# SmartUPS SUA1500i Runtime Calibration after a battery change



## HyperEscape (May 11, 2009)

Hello All,

I am using SmartUPS SUA1500i with network management card 9617 connected to the network. It was running with stock APC 12V 7AH internal batteries which went dry recently.

I have now hooked up two new LEOCH 12V 38AH external batteries to it, using the power connector extender cable. Have changed the last battery change date in the web interface of UPS. I need to know

1. Is it necessary for me to run time calibrate the UPS after this battery change.
2. What is the correct procedure to execute this run time calibration. Is there any difference in "Manual Runtime Calibration" and the calibration option executed from the web interface.
3. Does UPS needs to be connected to A/C power main during the runtime calibration, or does the A/C mains needs to be disconnected.
4. Would it really affect or improve the runtime.
5. Is there any thing else necessary to be performed after a battery change (like self test or brain dead).

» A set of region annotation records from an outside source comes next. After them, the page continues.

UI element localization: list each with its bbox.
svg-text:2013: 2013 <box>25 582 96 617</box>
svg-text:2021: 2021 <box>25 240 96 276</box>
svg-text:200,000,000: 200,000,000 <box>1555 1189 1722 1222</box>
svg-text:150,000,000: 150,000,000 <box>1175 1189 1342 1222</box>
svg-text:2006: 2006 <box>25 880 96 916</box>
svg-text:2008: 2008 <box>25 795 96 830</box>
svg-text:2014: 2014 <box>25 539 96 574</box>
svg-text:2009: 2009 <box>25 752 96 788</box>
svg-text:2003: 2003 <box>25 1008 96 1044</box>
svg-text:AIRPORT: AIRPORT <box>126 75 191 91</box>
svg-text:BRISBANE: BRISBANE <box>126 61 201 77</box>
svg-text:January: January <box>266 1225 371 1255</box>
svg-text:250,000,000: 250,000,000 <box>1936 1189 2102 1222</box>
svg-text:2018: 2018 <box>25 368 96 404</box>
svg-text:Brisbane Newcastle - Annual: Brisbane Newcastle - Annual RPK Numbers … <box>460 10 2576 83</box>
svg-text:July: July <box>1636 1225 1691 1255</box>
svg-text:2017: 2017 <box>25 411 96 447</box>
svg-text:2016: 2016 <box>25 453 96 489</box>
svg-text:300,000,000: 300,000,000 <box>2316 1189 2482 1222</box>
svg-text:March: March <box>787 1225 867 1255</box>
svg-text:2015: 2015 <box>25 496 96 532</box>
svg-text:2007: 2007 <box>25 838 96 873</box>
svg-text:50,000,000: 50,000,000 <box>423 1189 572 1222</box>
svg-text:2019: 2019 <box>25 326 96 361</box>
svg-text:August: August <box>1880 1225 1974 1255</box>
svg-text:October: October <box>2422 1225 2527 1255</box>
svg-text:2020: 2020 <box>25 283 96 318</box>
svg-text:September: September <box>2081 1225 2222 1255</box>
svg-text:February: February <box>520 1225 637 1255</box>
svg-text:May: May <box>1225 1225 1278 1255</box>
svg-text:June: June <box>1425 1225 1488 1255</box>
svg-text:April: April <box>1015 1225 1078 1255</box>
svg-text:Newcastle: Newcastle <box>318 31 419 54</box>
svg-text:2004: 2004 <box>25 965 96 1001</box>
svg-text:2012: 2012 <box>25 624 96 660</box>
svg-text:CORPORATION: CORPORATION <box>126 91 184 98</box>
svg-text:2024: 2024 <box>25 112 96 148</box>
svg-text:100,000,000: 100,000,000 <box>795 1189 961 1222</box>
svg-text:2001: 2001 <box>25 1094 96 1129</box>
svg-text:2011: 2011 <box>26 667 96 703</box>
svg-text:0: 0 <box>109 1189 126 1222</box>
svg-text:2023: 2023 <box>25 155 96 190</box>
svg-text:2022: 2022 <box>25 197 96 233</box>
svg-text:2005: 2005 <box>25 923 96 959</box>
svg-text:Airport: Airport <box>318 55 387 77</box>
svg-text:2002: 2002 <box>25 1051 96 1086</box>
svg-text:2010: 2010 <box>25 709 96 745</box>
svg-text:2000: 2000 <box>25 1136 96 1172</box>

Thanks for your expert opinions.


----------



## JimE (Apr 16, 2009)

I don't use a UPS in this manner. Just a few thoughts. After changing batteries, especially as in your case, after changing the type of batteries, I would expect it should be recalibrated. And it's not a performance issue. It's a matter of the "guesstimate" to how long the batteries will last. The same would be true for older batteries, as they obviously won't last as long as new batteries. If the software thinks the batteries will last 45 minutes, but they die after 30 minutes, then the software obviously can't perform properly or provide accurate information to you.


----------